Drum responds “More important is the fact that we liberals shouldn’t view the relationship between businesses and individuals as solely economic transactions” and gives an example

Here’s an example. Back in 1968, Congress passed the Truth in Lending Act. Among other things, it made credit card companies liable for charges on stolen credit cards over $50. In a purely economic sense, there’s really no excuse for this.

Ah how naïve. There is always an excuse based on economic theory (with the assumption of full rationality) for any policy. I view any assertion to the contrary as a personal challenge. This one is easy. Drum argues that the regulation creates a moral hazard problem as we are more careless with our wallets. I see his moral hazard and raise him an adverse selection (Hint: adverse selection is a great tool for justifying regulations as market outcomes are inefficient if there is adverse selection).

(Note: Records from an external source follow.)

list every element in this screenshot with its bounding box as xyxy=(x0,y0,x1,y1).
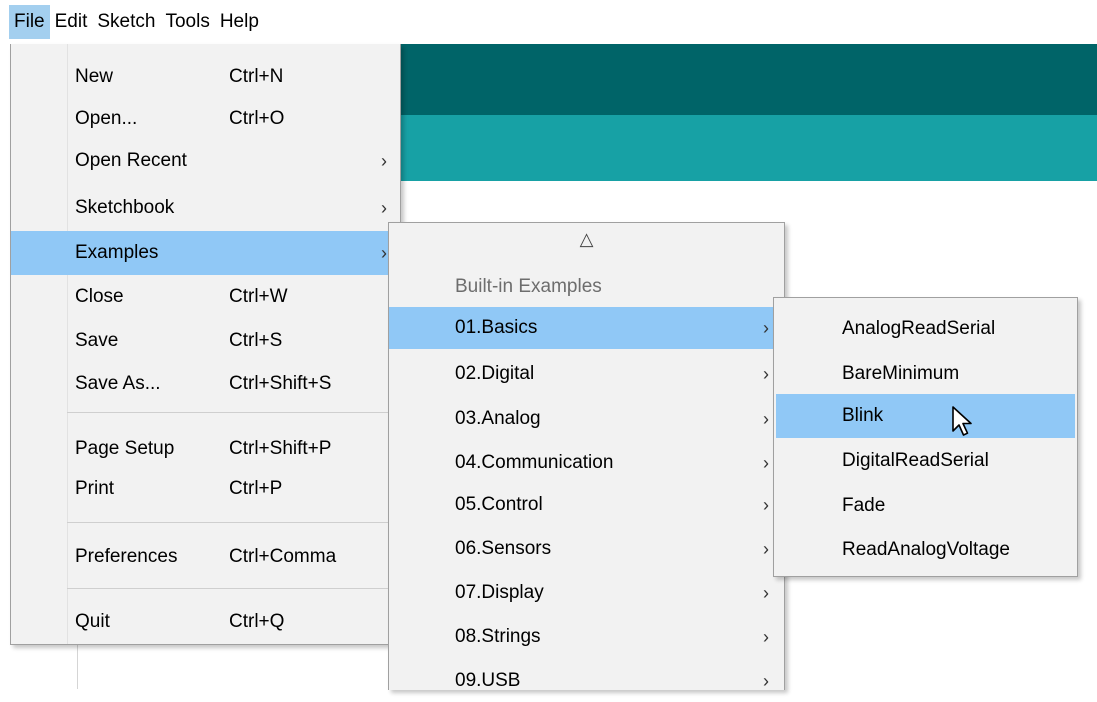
menu-edit[interactable]: Edit xyxy=(50,5,93,39)
menu-item-08-strings[interactable]: 08.Strings › xyxy=(389,616,784,658)
mouse-pointer-icon xyxy=(952,406,972,436)
menu-item-label: Quit xyxy=(75,611,110,632)
menu-item-bare-minimum[interactable]: BareMinimum xyxy=(774,353,1077,395)
menu-item-label: 01.Basics xyxy=(455,317,538,338)
chevron-right-icon: › xyxy=(763,671,769,691)
menu-item-label: Fade xyxy=(842,495,886,516)
chevron-right-icon: › xyxy=(763,318,769,338)
menu-item-09-usb[interactable]: 09.USB › xyxy=(389,660,784,702)
menu-item-01-basics[interactable]: 01.Basics › xyxy=(389,307,784,349)
chevron-right-icon: › xyxy=(763,453,769,473)
menu-item-label: 07.Display xyxy=(455,582,544,603)
menu-item-read-analog-voltage[interactable]: ReadAnalogVoltage xyxy=(774,529,1077,571)
chevron-right-icon: › xyxy=(763,583,769,603)
menu-bar: File Edit Sketch Tools Help xyxy=(0,0,1097,44)
menu-help[interactable]: Help xyxy=(215,5,264,39)
menu-item-label: 04.Communication xyxy=(455,452,614,473)
menu-item-new[interactable]: New Ctrl+N xyxy=(11,56,400,98)
menu-item-shortcut: Ctrl+S xyxy=(229,330,283,351)
menu-sketch[interactable]: Sketch xyxy=(92,5,160,39)
menu-separator xyxy=(67,412,396,413)
menu-item-label: BareMinimum xyxy=(842,363,960,384)
menu-item-shortcut: Ctrl+Q xyxy=(229,611,285,632)
chevron-right-icon: › xyxy=(381,243,387,263)
chevron-right-icon: › xyxy=(381,198,387,218)
menu-item-page-setup[interactable]: Page Setup Ctrl+Shift+P xyxy=(11,428,400,470)
menu-separator xyxy=(67,588,396,589)
menu-item-label: Blink xyxy=(842,405,884,426)
menu-item-digital-read-serial[interactable]: DigitalReadSerial xyxy=(774,440,1077,482)
editor-gutter-line xyxy=(77,644,78,689)
chevron-right-icon: › xyxy=(763,495,769,515)
menu-item-label: 02.Digital xyxy=(455,363,535,384)
menu-separator xyxy=(67,522,396,523)
menu-item-blink[interactable]: Blink xyxy=(776,394,1075,438)
file-menu: New Ctrl+N Open... Ctrl+O Open Recent › … xyxy=(10,44,401,645)
menu-item-save-as[interactable]: Save As... Ctrl+Shift+S xyxy=(11,363,400,405)
chevron-right-icon: › xyxy=(381,151,387,171)
menu-item-label: Open... xyxy=(75,108,138,129)
menu-item-shortcut: Ctrl+Shift+P xyxy=(229,438,332,459)
menu-item-06-sensors[interactable]: 06.Sensors › xyxy=(389,528,784,570)
menu-item-04-communication[interactable]: 04.Communication › xyxy=(389,442,784,484)
basics-submenu: AnalogReadSerial BareMinimum Blink Digit… xyxy=(773,297,1078,577)
menu-item-label: 09.USB xyxy=(455,670,521,691)
menu-file[interactable]: File xyxy=(9,5,50,39)
menu-item-label: Close xyxy=(75,286,124,307)
menu-item-sketchbook[interactable]: Sketchbook › xyxy=(11,187,400,229)
menu-item-label: 08.Strings xyxy=(455,626,541,647)
menu-item-quit[interactable]: Quit Ctrl+Q xyxy=(11,601,400,643)
menu-item-label: ReadAnalogVoltage xyxy=(842,539,1010,560)
menu-item-label: Save xyxy=(75,330,119,351)
menu-item-shortcut: Ctrl+N xyxy=(229,66,284,87)
menu-item-fade[interactable]: Fade xyxy=(774,485,1077,527)
menu-item-print[interactable]: Print Ctrl+P xyxy=(11,468,400,510)
menu-section-header: Built-in Examples xyxy=(455,276,602,297)
menu-item-label: Open Recent xyxy=(75,150,187,171)
menu-item-shortcut: Ctrl+O xyxy=(229,108,285,129)
menu-item-open-recent[interactable]: Open Recent › xyxy=(11,140,400,182)
chevron-right-icon: › xyxy=(763,364,769,384)
menu-item-label: Examples xyxy=(75,242,159,263)
menu-item-03-analog[interactable]: 03.Analog › xyxy=(389,398,784,440)
menu-item-02-digital[interactable]: 02.Digital › xyxy=(389,353,784,395)
chevron-right-icon: › xyxy=(763,539,769,559)
menu-item-shortcut: Ctrl+W xyxy=(229,286,288,307)
menu-item-shortcut: Ctrl+Comma xyxy=(229,546,337,567)
examples-submenu: △ Built-in Examples 01.Basics › 02.Digit… xyxy=(388,222,785,691)
menu-item-label: 03.Analog xyxy=(455,408,541,429)
menu-item-label: New xyxy=(75,66,114,87)
chevron-right-icon: › xyxy=(763,627,769,647)
tab-bar-background xyxy=(399,115,1097,181)
menu-item-label: 05.Control xyxy=(455,494,543,515)
menu-item-close[interactable]: Close Ctrl+W xyxy=(11,276,400,318)
menu-item-label: DigitalReadSerial xyxy=(842,450,989,471)
menu-item-label: Preferences xyxy=(75,546,178,567)
menu-item-shortcut: Ctrl+Shift+S xyxy=(229,373,332,394)
menu-tools[interactable]: Tools xyxy=(160,5,214,39)
toolbar-background xyxy=(399,44,1097,115)
menu-item-examples[interactable]: Examples › xyxy=(11,231,400,275)
menu-item-shortcut: Ctrl+P xyxy=(229,478,283,499)
menu-item-label: Page Setup xyxy=(75,438,175,459)
menu-item-label: Print xyxy=(75,478,115,499)
menu-item-preferences[interactable]: Preferences Ctrl+Comma xyxy=(11,536,400,578)
menu-item-label: AnalogReadSerial xyxy=(842,318,996,339)
menu-item-open[interactable]: Open... Ctrl+O xyxy=(11,98,400,140)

So let’s say everyone is better off with the regulation so the most wallet guarding yet not risk averse person is willing to pay extra to the bank in exchange for this protection. That doesn’t mean that this will be the market outcome. Let’s say a credit card company introduces a new card with the $50 limit. It will attract all the people who can’t keep track of their wallets. It will also attract people who commit a rare kind of fraud giving their card to an accomplice, having the accomplice buy stuff and then reporting it lost. There aren’t many of those, but there are enough that the extra interest (or other fees) that the company would have to charge would drive away everyone but the fraudsters and the most absent minded yet risk averse (I raise my hand). So the new product would enter the adverse selection death spiral.

The only solution is to force everyone to buy the protection which everyone wants if the fee is the actuarially fair fee for 100% coverage. Oh look, that’s the current law. That was easy. No sweat, no equations.

I mean Kevin you consider the health care reform debate and recall how forcing people to buy insurance, whether they want it or not, can be Pareto improving in a standard economic model.

Now on the original topic, I side with Drum. I think there is an externality. If people are rendered unemployable, maybe because of their fecklessness maybe because of their unluckiness there are externalities. For one thing the standard argument for laissez faire assumes we are totally selfish and absolutely needs that assumption to get the result. If desperate unemployable people cause others pain, then there is an externality. Another simpler externality is crime. People who are excluding from employment have little to lose from turning to crime. That’s an externality.

I’m pretty sure Yglesias’s idea is that both of these are arguments for redistribution from rich to poor and that such redistribution is more efficiently obtained by taxing and transferring. First, self esteem can’t be transferred. Good examples for the children can’t be transferred either. More importantly, there is no way that the feckless poor are getting much in the USA. You make policy with the electorate you have not the electorate you want. US voters are very willing to regulate business. They are totally unwilling to transfer money to people who firms don’t want to employ, because they seem to be irresponsible.

Assuming a social planner who taxes and transfers optimally is like assuming regulators can’t be captured or assuming that CO2 doesn’t cause global warming. That’s not the world we live it. I think we have to transfer however we can and that includes hiding information from potential employers. The loss in efficiency is a social loss only if one assumes that income distribution doesn’t matter (or assumes that there are optimal lump sum taxes and transfers which is an oxymoron). The link clicking reader will notice that my arguments are pretty much orthogonal to Drum’s.